ELLE N'EST PAS ENCORE évaluée dans les sondages, mais elle sera sur la ligne de départ. C'est, du moins, ce que promet Willy Schraen à tous les journalistes qu'il croise en ce moment. Cela fait des mois que le président de la Fédération nationale des chasseurs, épaulé par le lobbyiste Thierry Coste, fait courir le bruit de la présence d'une liste défendant la ruralité aux européennes. Aux dernières sénatoriales, l'homme aurait été démarché à la fois par la Macronie et par Les Républicains (LR), où il cultive d'importants réseaux. Il connaît bien les parlementaires proches de Xavier Bertrand, comme Jean-François Rapin, Julien Dive ou Pierre-Henri Dumont.
Fort potentiel électoral
Willy Schraen juge, à raison, que le scrutin proportionnel et médiatisé de juin 2024 est plus propice aux coups politiques. Inspiré par la récente percée du Mouvement agriculteur-citoyen aux Pays-Bas, le Nordiste se persuade qu'il y a, en France, un fort potentiel électoral derrière la défense du « mode de vie » dans les campagnes. Il dénonce les « technos de Bruxelles qui prennent des décisions pour tout le monde » et veut défendre une dizaine de mesures emblématiques, qu'il est censé dévoiler en même temps que le casting de sa liste le 6 décembre. La tête d'affiche ? Willy Schraen lui-même, possiblement, bien qu'il dise plutôt vouloir une femme, ne serait-ce que pour éviter d'être catalogué « chasse » et lesté des stéréotypes qui vont avec.

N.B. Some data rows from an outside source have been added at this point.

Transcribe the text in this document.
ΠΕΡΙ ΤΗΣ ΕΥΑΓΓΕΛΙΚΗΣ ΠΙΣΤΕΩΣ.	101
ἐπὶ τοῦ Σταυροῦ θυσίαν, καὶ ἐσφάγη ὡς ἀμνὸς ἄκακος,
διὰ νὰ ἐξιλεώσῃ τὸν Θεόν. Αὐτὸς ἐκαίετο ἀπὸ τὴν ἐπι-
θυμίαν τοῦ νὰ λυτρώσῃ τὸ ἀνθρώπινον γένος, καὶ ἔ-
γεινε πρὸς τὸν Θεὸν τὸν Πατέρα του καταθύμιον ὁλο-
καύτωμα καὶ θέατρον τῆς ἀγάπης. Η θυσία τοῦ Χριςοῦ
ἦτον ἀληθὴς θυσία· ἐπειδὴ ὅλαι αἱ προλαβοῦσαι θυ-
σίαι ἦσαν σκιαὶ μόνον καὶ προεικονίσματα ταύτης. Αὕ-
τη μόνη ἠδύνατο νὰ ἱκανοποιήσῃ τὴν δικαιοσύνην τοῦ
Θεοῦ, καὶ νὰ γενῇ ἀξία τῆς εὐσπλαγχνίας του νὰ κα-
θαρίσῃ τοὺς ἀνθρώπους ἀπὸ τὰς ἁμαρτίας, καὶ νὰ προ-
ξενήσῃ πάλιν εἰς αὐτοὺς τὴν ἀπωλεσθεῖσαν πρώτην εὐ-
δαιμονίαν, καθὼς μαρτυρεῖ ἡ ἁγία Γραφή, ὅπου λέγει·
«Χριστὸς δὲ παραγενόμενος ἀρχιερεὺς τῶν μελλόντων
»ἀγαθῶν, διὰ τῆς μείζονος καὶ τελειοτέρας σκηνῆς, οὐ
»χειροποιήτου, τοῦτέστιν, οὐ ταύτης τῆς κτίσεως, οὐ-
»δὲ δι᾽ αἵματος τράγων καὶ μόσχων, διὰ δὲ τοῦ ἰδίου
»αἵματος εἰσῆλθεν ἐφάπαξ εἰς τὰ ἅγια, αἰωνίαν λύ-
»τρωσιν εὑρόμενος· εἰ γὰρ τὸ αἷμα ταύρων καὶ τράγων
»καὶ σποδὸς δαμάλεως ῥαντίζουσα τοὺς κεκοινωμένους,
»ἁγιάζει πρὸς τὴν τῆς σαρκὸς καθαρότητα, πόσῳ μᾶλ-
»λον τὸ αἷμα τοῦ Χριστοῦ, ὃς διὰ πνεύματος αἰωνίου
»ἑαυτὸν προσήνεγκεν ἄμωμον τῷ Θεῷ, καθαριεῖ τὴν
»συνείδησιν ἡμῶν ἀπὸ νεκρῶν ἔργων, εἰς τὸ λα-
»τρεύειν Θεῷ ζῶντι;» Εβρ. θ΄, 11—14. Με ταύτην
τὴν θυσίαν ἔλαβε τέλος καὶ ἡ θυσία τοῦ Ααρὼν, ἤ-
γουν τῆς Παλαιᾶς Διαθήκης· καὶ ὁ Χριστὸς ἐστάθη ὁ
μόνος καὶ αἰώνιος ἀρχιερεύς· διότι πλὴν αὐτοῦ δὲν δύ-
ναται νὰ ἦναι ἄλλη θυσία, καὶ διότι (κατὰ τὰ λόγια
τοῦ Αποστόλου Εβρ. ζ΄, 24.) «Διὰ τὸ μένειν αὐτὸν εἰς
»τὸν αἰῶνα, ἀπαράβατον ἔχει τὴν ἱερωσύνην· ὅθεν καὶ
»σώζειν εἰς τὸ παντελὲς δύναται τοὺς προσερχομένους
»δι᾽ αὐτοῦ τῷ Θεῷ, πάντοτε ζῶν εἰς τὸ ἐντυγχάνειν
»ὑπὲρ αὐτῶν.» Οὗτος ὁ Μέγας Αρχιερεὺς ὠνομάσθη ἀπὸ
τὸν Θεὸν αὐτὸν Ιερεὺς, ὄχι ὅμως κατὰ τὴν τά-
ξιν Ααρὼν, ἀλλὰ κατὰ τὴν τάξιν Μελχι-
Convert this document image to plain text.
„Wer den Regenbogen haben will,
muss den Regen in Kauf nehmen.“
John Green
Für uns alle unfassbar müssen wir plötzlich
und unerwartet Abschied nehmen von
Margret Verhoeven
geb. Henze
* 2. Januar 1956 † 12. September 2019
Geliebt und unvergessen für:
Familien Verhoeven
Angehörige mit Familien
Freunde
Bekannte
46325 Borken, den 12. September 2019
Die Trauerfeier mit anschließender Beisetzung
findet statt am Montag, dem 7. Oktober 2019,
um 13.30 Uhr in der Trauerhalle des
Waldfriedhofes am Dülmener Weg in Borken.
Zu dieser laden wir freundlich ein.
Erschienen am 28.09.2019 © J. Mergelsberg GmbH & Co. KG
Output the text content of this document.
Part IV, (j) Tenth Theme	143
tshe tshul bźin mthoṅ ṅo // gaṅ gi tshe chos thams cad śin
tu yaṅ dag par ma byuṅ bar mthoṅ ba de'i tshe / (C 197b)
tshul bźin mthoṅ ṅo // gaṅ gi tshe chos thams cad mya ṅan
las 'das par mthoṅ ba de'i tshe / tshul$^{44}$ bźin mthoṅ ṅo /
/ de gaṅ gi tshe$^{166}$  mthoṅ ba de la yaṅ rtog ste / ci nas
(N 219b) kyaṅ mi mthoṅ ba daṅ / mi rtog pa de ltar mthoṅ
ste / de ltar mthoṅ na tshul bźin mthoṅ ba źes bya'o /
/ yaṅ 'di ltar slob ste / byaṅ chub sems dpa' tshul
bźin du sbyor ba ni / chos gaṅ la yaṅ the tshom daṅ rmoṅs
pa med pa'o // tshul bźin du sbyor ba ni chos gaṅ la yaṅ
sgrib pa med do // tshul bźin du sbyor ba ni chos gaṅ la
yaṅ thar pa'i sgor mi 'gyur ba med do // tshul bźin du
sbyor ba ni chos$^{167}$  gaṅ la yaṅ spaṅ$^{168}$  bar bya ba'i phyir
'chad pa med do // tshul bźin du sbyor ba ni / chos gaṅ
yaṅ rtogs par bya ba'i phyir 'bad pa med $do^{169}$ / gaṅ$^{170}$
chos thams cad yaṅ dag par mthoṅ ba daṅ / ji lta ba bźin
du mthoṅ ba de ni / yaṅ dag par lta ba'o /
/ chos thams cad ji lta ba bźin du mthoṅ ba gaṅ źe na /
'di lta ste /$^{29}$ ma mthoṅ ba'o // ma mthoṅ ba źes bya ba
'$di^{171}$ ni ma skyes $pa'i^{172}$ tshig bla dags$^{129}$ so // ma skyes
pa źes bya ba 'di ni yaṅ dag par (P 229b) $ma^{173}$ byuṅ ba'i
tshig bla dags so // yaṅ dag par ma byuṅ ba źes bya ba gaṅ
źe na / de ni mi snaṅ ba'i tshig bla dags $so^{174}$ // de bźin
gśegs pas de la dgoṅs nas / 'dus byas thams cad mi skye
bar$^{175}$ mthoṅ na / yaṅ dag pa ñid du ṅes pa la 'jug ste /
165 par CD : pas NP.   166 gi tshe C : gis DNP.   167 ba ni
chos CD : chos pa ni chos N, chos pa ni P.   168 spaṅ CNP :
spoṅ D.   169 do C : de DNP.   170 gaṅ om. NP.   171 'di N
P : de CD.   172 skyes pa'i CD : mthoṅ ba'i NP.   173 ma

Ça, c'est côté face. Côté pile, il y a des rumeurs de téléguidage élyséen. Conseiller officieux d'Emmanuel Macron depuis son premier quinquennat, qui l'a vu contribuer à la démission de Nicolas Hulot, Thierry Coste aurait obtenu le feu vert du président pour ce remake de Chasse, pêche, nature et traditions (CPNT). Jean Saint-Josse, plus célèbre incarnation de ce parti agrarien et eurosceptique, avait réussi l'exploit de tutoyer la barre des 7 % aux européennes de 1999. Son directeur de campagne s'appelait... Thierry Coste. D'ailleurs, hormis d'éventuels encartés du Mouvement de la ruralité (nouveau nom de CPNT), Willy Schraen dit ne vouloir d'aucun élu dans sa liste.
Grignoter des voix au Rassemblement national
L'objectif supposé de la manœuvre, niée par le principal intéressé ? Offrir une soupape à la liste de la majorité présidentielle en grignotant des voix au Rassemblement national. Ce dernier attire une part importante de l'électorat des chasseurs, vivier de plus de 1 million de voix. L'ancien député macroniste Jean-Baptiste Moreau, reconverti dans le conseil, a un temps lorgné l'opération avant de prendre ses distances. Willy Schraen, on peut le comprendre, dit vouloir obtenir quelques élus au Parlement européen, ce qui suppose un score supérieur à 5 %. Le seuil paraît difficilement atteignable. Cela n'empêche pas l'inquiétude de monter au sein de la droite. « Le plus embêtant pour nous, ce serait d'être pris en étau entre la liste des chasseurs et celle de Marion Maréchal, pressentait dès l'été un haut cadre LR. Reconquête va nous mettre mal à l'aise dans les villes, Willy Schraen dans les campagnes. » Crédité de 6 % des intentions de vote, le parti d'Éric Ciotti aura besoin du peu de socle qui lui reste pour survivre.